Williamson, the CAA Player of the Year, batted .390 with 12 home runs and 49 RBI. Still, he knew he had more to prove.

So Williamson headed to Massachusetts and the highly regarded Cape Cod League. In nine games with the Hyannis Harbor Hawks, Williamson batted .394 with an OPS of .977. He started four games in left field, four at shortstop, and one in center field.

“I talked to a couple of scouts on his behalf and asked ‘should he go or should he not go?'” McRae said. “They said it could enhance his draft stock or it could hurt his draft stock.
“But one of the things that makes him so special is that he was willing to bet on himself. And it paid off tremendously.”

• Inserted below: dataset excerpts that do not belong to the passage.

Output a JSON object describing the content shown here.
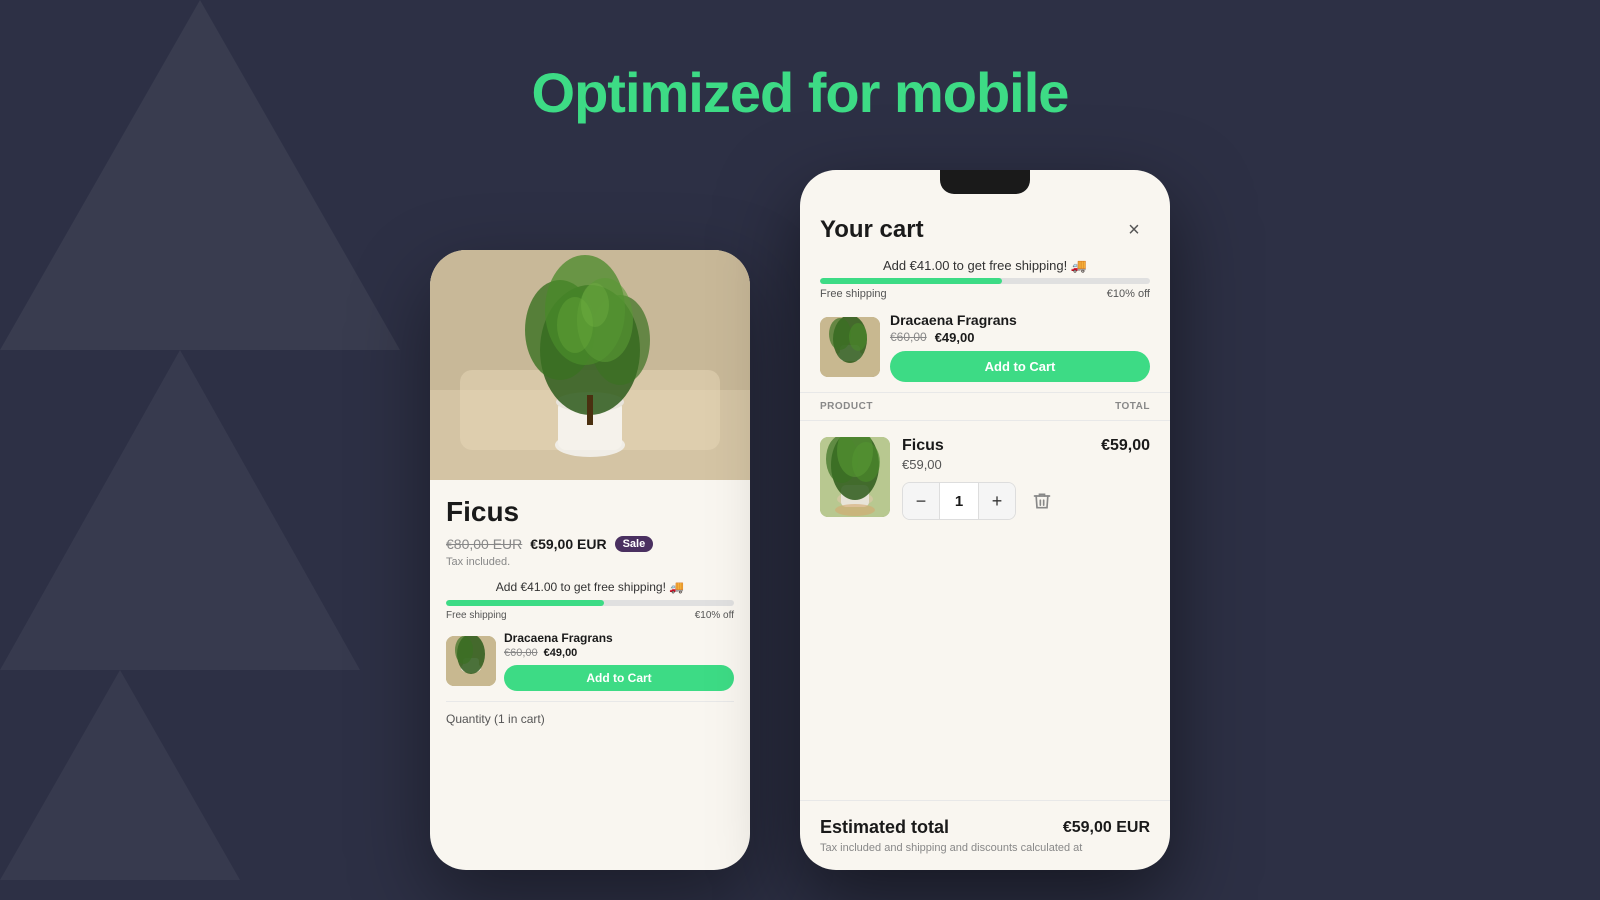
{
  "page": {
    "title": "Optimized for mobile",
    "bg_color": "#2d3045",
    "accent_color": "#3ddb85"
  },
  "phone_left": {
    "product": {
      "name": "Ficus",
      "original_price": "€80,00 EUR",
      "sale_price": "€59,00 EUR",
      "sale_badge": "Sale",
      "tax_info": "Tax included.",
      "shipping_msg": "Add €41.00 to get free shipping! 🚚",
      "free_shipping_label": "Free shipping",
      "discount_label": "€10% off",
      "progress_fill_pct": "55%"
    },
    "upsell": {
      "name": "Dracaena Fragrans",
      "old_price": "€60,00",
      "new_price": "€49,00",
      "add_to_cart": "Add to Cart"
    },
    "quantity": {
      "label": "Quantity (1 in cart)"
    }
  },
  "phone_right": {
    "header": {
      "title": "Your cart",
      "close_label": "×"
    },
    "shipping": {
      "msg": "Add €41.00 to get free shipping! 🚚",
      "free_label": "Free shipping",
      "discount_label": "€10% off",
      "progress_fill_pct": "55%"
    },
    "upsell": {
      "name": "Dracaena Fragrans",
      "old_price": "€60,00",
      "new_price": "€49,00",
      "add_to_cart": "Add to Cart"
    },
    "table": {
      "col_product": "PRODUCT",
      "col_total": "TOTAL"
    },
    "cart_item": {
      "name": "Ficus",
      "unit_price": "€59,00",
      "quantity": "1",
      "total": "€59,00"
    },
    "footer": {
      "estimated_label": "Estimated total",
      "estimated_value": "€59,00 EUR",
      "tax_note": "Tax included and shipping and discounts calculated at"
    }
  }
}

Pitcher Bill Bray, a first-round (13th overall) pick in the 2004 draft, is the only player in W&M baseball history to be chosen earlier than Williamson.

Wall considered his draft status to be “a coin flip” between Monday (rounds 3-10) and Tuesday (11-20). That coin landed in his favor.

“I got a call in the seventh round and a couple early in the eighth, and it kind of hit me that I was probably going (Monday),” said Wall, who earned his MSBA from the Mason School of Business in May. “I said no to a bunch and yes to a couple that ended up not taking me.

“Then I was on the phone with Atlanta and when I said yes, they said, ‘All right, we’re taking you for sure.’ I don’t know if it’s fully set in yet, but it’s really exciting.”

Wall underwent ulnar collateral ligament reconstruction (a.k.a. Tommy John) surgery in April of 2021. He pitched only two games that year at Fordham and four the following season before being shut down with soreness.

Wall made 15 appearances for the Tribe last spring, 10 coming out of the bullpen. His ERA of 3.98 was fourth best on the staff of those who worked at least 50 innings. He had 63 strikeouts and 11 walks.

“He throws with pretty high-end velocity and he does it very, very effortlessly,” McRae said. “Sometimes we do a double-take at the computer screen and say, ‘Really, that was that hard?’ He does it with such ease, and that’s one of the reasons I think he’ll continue to get better.”

Wall is excited to be joining the Braves’ organization, and not just because they have the league’s best record at the All-Star break.

“I’ve heard from everyone that they home-grow their guys, so they were pretty high on my list,” he said. “They take care of their guys well.